Ветер, теребивший макушки деревьев с самого утра, внезапно стих, точно соболезновал горю. Родственники в присутствии врачей приступили к опознанию тел казнённых. Цезарь Аполлинарьевич Леечкин, судебный следователь по особо важным делам, возглавивший группу, вместе с прокурором Красновым следили за составлением протоколов. Для этой цели привлекли и Каширина. Из девяноста шести трупов опознали только сорок пять. Остальные были разрублены на куски. Жена одного из офицеров узнала мужа по едва заметной родинке на отрубленной руке. Многие рыдали, некоторые дамы не выдерживали и падали в обморок, к ним спешил врач.

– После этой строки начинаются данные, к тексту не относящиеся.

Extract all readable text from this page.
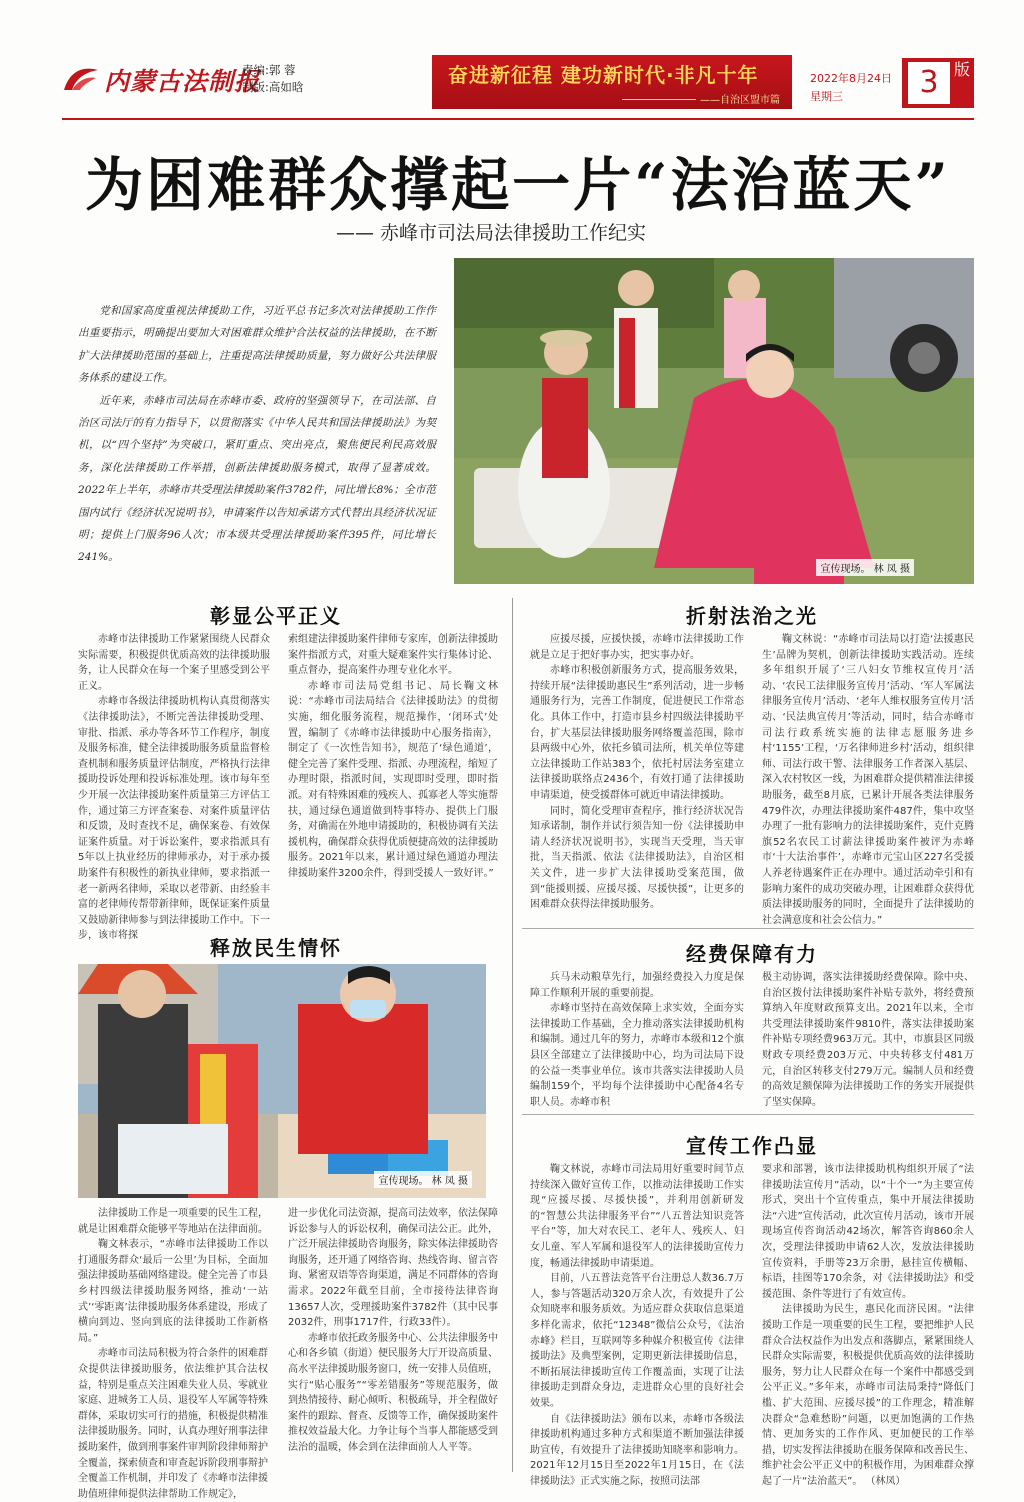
内蒙古法制报
责编:郭 蓉
制版:高如晗	奋进新征程 建功新时代·非凡十年
——自治区盟市篇
2022年8月24日
星期三	3 版
为困难群众撑起一片“法治蓝天”
—— 赤峰市司法局法律援助工作纪实

党和国家高度重视法律援助工作，习近平总书记多次对法律援助工作作出重要指示，明确提出要加大对困难群众维护合法权益的法律援助，在不断扩大法律援助范围的基础上，注重提高法律援助质量，努力做好公共法律服务体系的建设工作。

近年来，赤峰市司法局在赤峰市委、政府的坚强领导下，在司法部、自治区司法厅的有力指导下，以贯彻落实《中华人民共和国法律援助法》为契机，以“四个坚持”为突破口，紧盯重点、突出亮点，聚焦便民利民高效服务，深化法律援助工作举措，创新法律援助服务模式，取得了显著成效。2022年上半年，赤峰市共受理法律援助案件3782件，同比增长8%；全市范围内试行《经济状况说明书》，申请案件以告知承诺方式代替出具经济状况证明；提供上门服务96人次；市本级共受理法律援助案件395件，同比增长241%。

宣传现场。 林 凤 摄
彰显公平正义

赤峰市法律援助工作紧紧围绕人民群众实际需要，积极提供优质高效的法律援助服务，让人民群众在每一个案子里感受到公平正义。

赤峰市各级法律援助机构认真贯彻落实《法律援助法》，不断完善法律援助受理、审批、指派、承办等各环节工作程序，制度及服务标准，健全法律援助服务质量监督检查机制和服务质量评估制度，严格执行法律援助投诉处理和投诉标准处理。该市每年至少开展一次法律援助案件质量第三方评估工作，通过第三方评查案卷、对案件质量评估和反馈，及时查找不足，确保案卷、有效保证案件质量。对于诉讼案件，要求指派具有5年以上执业经历的律师承办，对于承办援助案件有积极性的新执业律师，要求指派一老一新两名律师，采取以老带新、由经验丰富的老律师传帮带新律师，既保证案件质量又鼓励新律师参与到法律援助工作中。下一步，该市将探

索组建法律援助案件律师专家库，创新法律援助案件指派方式，对重大疑难案件实行集体讨论、重点督办，提高案件办理专业化水平。

赤峰市司法局党组书记、局长鞠文林说：“赤峰市司法局结合《法律援助法》的贯彻实施，细化服务流程，规范操作，‘闭环式’处置，编制了《赤峰市法律援助中心服务指南》，制定了《一次性告知书》，规范了‘绿色通道’，健全完善了案件受理、指派、办理流程，缩短了办理时限，指派时间，实现即时受理，即时指派。对有特殊困难的残疾人、孤寡老人等实施帮扶，通过绿色通道做到特事特办、提供上门服务，对确需在外地申请援助的，积极协调有关法援机构，确保群众获得优质便捷高效的法律援助服务。2021年以来，累计通过绿色通道办理法律援助案件3200余件，得到受援人一致好评。”

折射法治之光

应援尽援，应援快援，赤峰市法律援助工作就是立足于把好事办实，把实事办好。

赤峰市积极创新服务方式，提高服务效果，持续开展“法律援助惠民生”系列活动，进一步畅通服务行为，完善工作制度，促进便民工作常态化。具体工作中，打造市县乡村四级法律援助平台，扩大基层法律援助服务网络覆盖范围，除市县两级中心外，依托乡镇司法所，机关单位等建立法律援助工作站383个，依托村居法务室建立法律援助联络点2436个，有效打通了法律援助申请渠道，使受援群体可就近申请法律援助。

同时，简化受理审查程序，推行经济状况告知承诺制，制作并试行须告知一份《法律援助申请人经济状况说明书》，实现当天受理，当天审批，当天指派、依法《法律援助法》，自治区相关文件，进一步扩大法律援助受案范围，做到“能援则援、应援尽援、尽援快援”，让更多的困难群众获得法律援助服务。

鞠文林说：“赤峰市司法局以打造‘法援惠民生’品牌为契机，创新法律援助实践活动。连续多年组织开展了‘三八妇女节维权宣传月’活动、‘农民工法律服务宣传月’活动、‘军人军属法律服务宣传月’活动、‘老年人维权服务宣传月’活动、‘民法典宣传月’等活动，同时，结合赤峰市司法行政系统实施的法律志愿服务进乡村‘1155’工程，‘万名律师进乡村’活动，组织律师、司法行政干警、法律服务工作者深入基层、深入农村牧区一线，为困难群众提供精准法律援助服务，截至8月底，已累计开展各类法律服务479件次，办理法律援助案件487件，集中攻坚办理了一批有影响力的法律援助案件，克什克腾旗52名农民工讨薪法律援助案件被评为赤峰市‘十大法治事件’，赤峰市元宝山区227名受援人养老待遇案件正在办理中。通过活动牵引和有影响力案件的成功突破办理，让困难群众获得优质法律援助服务的同时，全面提升了法律援助的社会满意度和社会公信力。”

释放民生情怀
宣传现场。 林 凤 摄

法律援助工作是一项重要的民生工程，就是让困难群众能够平等地站在法律面前。

鞠文林表示，“赤峰市法律援助工作以打通服务群众‘最后一公里’为目标，全面加强法律援助基础网络建设。健全完善了市县乡村四级法律援助服务网络，推动‘一站式’‘零距离’法律援助服务体系建设，形成了横向到边、竖向到底的法律援助工作新格局。”

赤峰市司法局积极为符合条件的困难群众提供法律援助服务，依法维护其合法权益，特别是重点关注困难失业人员、零就业家庭、进城务工人员、退役军人军属等特殊群体，采取切实可行的措施，积极提供精准法律援助服务。同时，认真办理好刑事法律援助案件，做到刑事案件审判阶段律师辩护全覆盖，探索侦查和审查起诉阶段刑事辩护全覆盖工作机制，并印发了《赤峰市法律援助值班律师提供法律帮助工作规定》，

进一步优化司法资源，提高司法效率，依法保障诉讼参与人的诉讼权利，确保司法公正。此外，广泛开展法律援助咨询服务，除实体法律援助咨询服务，还开通了网络咨询、热线咨询、留言咨询、紧密双语等咨询渠道，满足不同群体的咨询需求。2022年截至目前，全市接待法律咨询13657人次，受理援助案件3782件（其中民事2032件，刑事1717件，行政33件）。

赤峰市依托政务服务中心、公共法律服务中心和各乡镇（街道）便民服务大厅开设高质量、高水平法律援助服务窗口，统一安排人员值班，实行“贴心服务”“零差错服务”等规范服务，做到热情接待、耐心倾听、积极疏导，并全程做好案件的跟踪、督查、反馈等工作，确保援助案件推权效益最大化。力争让每个当事人都能感受到法治的温暖，体会到在法律面前人人平等。

经费保障有力

兵马未动粮草先行，加强经费投入力度是保障工作顺利开展的重要前提。

赤峰市坚持在高效保障上求实效，全面夯实法律援助工作基础，全力推动落实法律援助机构和编制。通过几年的努力，赤峰市本级和12个旗县区全部建立了法律援助中心，均为司法局下设的公益一类事业单位。该市共落实法律援助人员编制159个，平均每个法律援助中心配备4名专职人员。赤峰市积

极主动协调，落实法律援助经费保障。除中央、自治区拨付法律援助案件补贴专款外，将经费预算纳入年度财政预算支出。2021年以来，全市共受理法律援助案件9810件，落实法律援助案件补贴专项经费963万元。其中，市旗县区同级财政专项经费203万元、中央转移支付481万元，自治区转移支付279万元。编制人员和经费的高效足额保障为法律援助工作的务实开展提供了坚实保障。

宣传工作凸显

鞠文林说，赤峰市司法局用好重要时间节点持续深入做好宣传工作，以推动法律援助工作实现“应援尽援、尽援快援”，并利用创新研发的“智慧公共法律服务平台”“八五普法知识竞答平台”等，加大对农民工、老年人、残疾人、妇女儿童、军人军属和退役军人的法律援助宣传力度，畅通法律援助申请渠道。

目前，八五普法竞答平台注册总人数36.7万人，参与答题活动320万余人次，有效提升了公众知晓率和服务质效。为适应群众获取信息渠道多样化需求，依托“12348”微信公众号，《法治赤峰》栏目，互联网等多种媒介积极宣传《法律援助法》及典型案例，定期更新法律援助信息，不断拓展法律援助宣传工作覆盖面，实现了让法律援助走到群众身边，走进群众心里的良好社会效果。

自《法律援助法》颁布以来，赤峰市各级法律援助机构通过多种方式和渠道不断加强法律援助宣传，有效提升了法律援助知晓率和影响力。2021年12月15日至2022年1月15日，在《法律援助法》正式实施之际，按照司法部

要求和部署，该市法律援助机构组织开展了“法律援助法宣传月”活动，以“十个一”为主要宣传形式，突出十个宣传重点，集中开展法律援助法“六进”宣传活动，此次宣传月活动，该市开展现场宣传咨询活动42场次，解答咨询860余人次，受理法律援助申请62人次，发放法律援助宣传资料，手册等23万余册，悬挂宣传横幅、标语，挂图等170余条，对《法律援助法》和受援范围、条件等进行了有效宣传。

法律援助为民生，惠民化而济民困。“法律援助工作是一项重要的民生工程，要把维护人民群众合法权益作为出发点和落脚点，紧紧围绕人民群众实际需要，积极提供优质高效的法律援助服务，努力让人民群众在每一个案件中都感受到公平正义。”多年来，赤峰市司法局秉持“降低门槛、扩大范围、应援尽援”的工作理念，精准解决群众“急难愁盼”问题，以更加饱满的工作热情、更加务实的工作作风、更加便民的工作举措，切实发挥法律援助在服务保障和改善民生、维护社会公平正义中的积极作用，为困难群众撑起了一片“法治蓝天”。 （林凤）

По окончании следственных действий убиенных уложили в гробы и в сопровождении почётного военного эскорта повезли к Андреевскому храму. Солнце палило нещадно, но, несмотря на жару, внутри ограды и за пределами церкви собралась многотысячная толпа.
Епископ Михаил служил заупокойную службу и, не сдержавшись, расплакался. Затем прогремел оружейный салют, и останки опустили в братскую могилу, выкопанную рядом с обелиском Риммы Ивановой — первой женщины, награждённой посмертно Георгиевской крестом. В общую могилу опустили и гроб с телом отставного начальника сыскного отделения Ефима Андреевича Поляничко. Его супруга, давно выплакавшая все слёзы, пришла проводить мужа в последний путь. Со скорбным молчанием стояли его взрослые дети и многочисленные внуки.